Texas' Capital Increases Security in Time for SXSW
- By Sydny Shepard
- Mar 10, 2016
South by Southwest (SXSW) has seen its fair share of tragedies. In 2014, an intoxicated driver drove their car into a group of people killing four and injuring almost two dozen others. This year, however, is going to be different.
South by Southwest, Austin, Texas’ annual film and music festival is set to begin on March 12 and run through the next 10 days. The capital city will see hundreds of thousands of people flow into the festival site as well as President Barack Obama, setting up an excellent excuse for determining stronger security procedures.
Sixth Street will see the biggest of changes, police say. There will be a 20 foot wide emergency lane running down the middle of East Sixth Street to help emergency vehicles get in and out. Also, this year, instead of just putting barricades around the outer perimeter of SXSW, there will be two marked patrol cars on those closed off streets to increase security.

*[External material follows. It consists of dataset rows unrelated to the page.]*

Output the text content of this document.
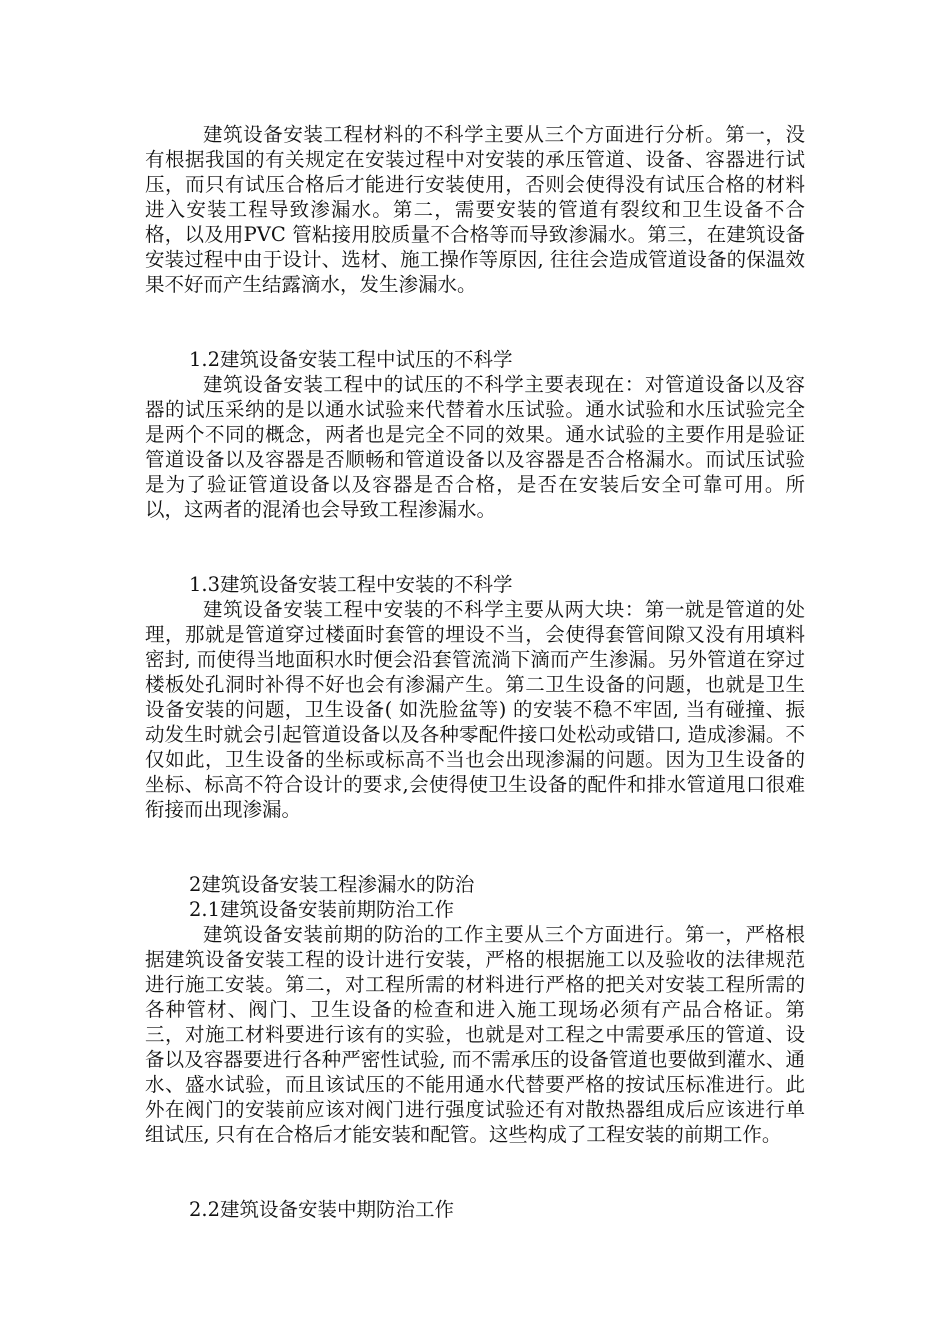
建筑设备安装工程材料的不科学主要从三个方面进行分析。第一，没有根据我国的有关规定在安装过程中对安装的承压管道、设备、容器进行试压，而只有试压合格后才能进行安装使用，否则会使得没有试压合格的材料进入安装工程导致渗漏水。第二，需要安装的管道有裂纹和卫生设备不合格，以及用PVC 管粘接用胶质量不合格等而导致渗漏水。第三，在建筑设备安装过程中由于设计、选材、施工操作等原因, 往往会造成管道设备的保温效果不好而产生结露滴水，发生渗漏水。

1.2建筑设备安装工程中试压的不科学

建筑设备安装工程中的试压的不科学主要表现在：对管道设备以及容器的试压采纳的是以通水试验来代替着水压试验。通水试验和水压试验完全是两个不同的概念，两者也是完全不同的效果。通水试验的主要作用是验证管道设备以及容器是否顺畅和管道设备以及容器是否合格漏水。而试压试验是为了验证管道设备以及容器是否合格，是否在安装后安全可靠可用。所以，这两者的混淆也会导致工程渗漏水。

1.3建筑设备安装工程中安装的不科学

建筑设备安装工程中安装的不科学主要从两大块：第一就是管道的处理，那就是管道穿过楼面时套管的埋设不当，会使得套管间隙又没有用填料密封, 而使得当地面积水时便会沿套管流淌下滴而产生渗漏。另外管道在穿过楼板处孔洞时补得不好也会有渗漏产生。第二卫生设备的问题，也就是卫生设备安装的问题，卫生设备( 如洗脸盆等) 的安装不稳不牢固, 当有碰撞、振动发生时就会引起管道设备以及各种零配件接口处松动或错口, 造成渗漏。不仅如此，卫生设备的坐标或标高不当也会出现渗漏的问题。因为卫生设备的坐标、标高不符合设计的要求,会使得使卫生设备的配件和排水管道甩口很难衔接而出现渗漏。

2建筑设备安装工程渗漏水的防治

2.1建筑设备安装前期防治工作

建筑设备安装前期的防治的工作主要从三个方面进行。第一，严格根据建筑设备安装工程的设计进行安装，严格的根据施工以及验收的法律规范进行施工安装。第二，对工程所需的材料进行严格的把关对安装工程所需的各种管材、阀门、卫生设备的检查和进入施工现场必须有产品合格证。第三，对施工材料要进行该有的实验，也就是对工程之中需要承压的管道、设备以及容器要进行各种严密性试验, 而不需承压的设备管道也要做到灌水、通水、盛水试验，而且该试压的不能用通水代替要严格的按试压标准进行。此外在阀门的安装前应该对阀门进行强度试验还有对散热器组成后应该进行单组试压, 只有在合格后才能安装和配管。这些构成了工程安装的前期工作。

2.2建筑设备安装中期防治工作
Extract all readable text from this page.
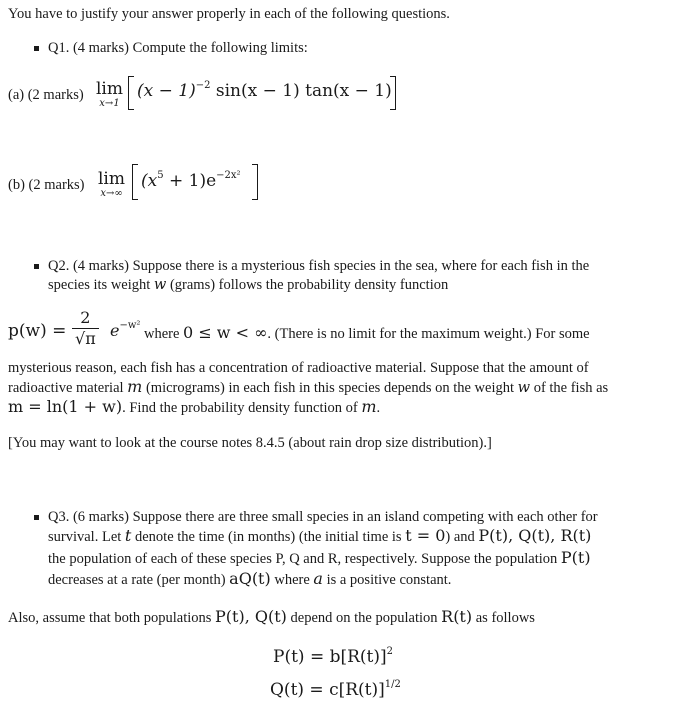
You have to justify your answer properly in each of the following questions.
Q1. (4 marks) Compute the following limits:
(a) (2 marks) lim
x→1
$(x - 1)^{-2}$ sin(x − 1) tan(x − 1)
(b) (2 marks) lim
x→∞
$(x^5 + 1)e^{-2x^2}$
Q2. (4 marks) Suppose there is a mysterious fish species in the sea, where for each fish in the
species its weight w (grams) follows the probability density function
$p(w) = \frac{2}{√\pi} e^{-w^2}$
where 0 ≤ w < ∞. (There is no limit for the maximum weight.) For some
mysterious reason, each fish has a concentration of radioactive material. Suppose that the amount of
radioactive material m (micrograms) in each fish in this species depends on the weight w of the fish as
m = ln(1 + w). Find the probability density function of m.
[You may want to look at the course notes 8.4.5 (about rain drop size distribution).]
Q3. (6 marks) Suppose there are three small species in an island competing with each other for
survival. Let t denote the time (in months) (the initial time is t = 0) and P(t), Q(t), R(t)
the population of each of these species P, Q and R, respectively. Suppose the population P(t)
decreases at a rate (per month) aQ(t) where a is a positive constant.
Also, assume that both populations P(t), Q(t) depend on the population R(t) as follows
$P(t) = b[R(t)]^2$
$Q(t) = c[R(t)]^{1/2}$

150 to 200 police officers will be paid from a special overtime budget to control the crowd. The SXSW stress level is already high for first responders, but now it is doubling with the arrival of the President.
Police are also expecting mass amounts of traffic on Friday, March 12, the opening day of the festival and the date of President Obama’s speech. To keep too many drivers from seeing red, the city’s traffic management system will be looking for bottlenecks and redirecting officers to the worst of them. Even with the increase in staffing, the city says driver’s expectations should be low.
Another change this year is that the no-refusal period will be the longest APD has ever enforced. It will cover the entire 10-day festival.
Sydny Shepard is the Executive Editor of Campus Security & Life Safety.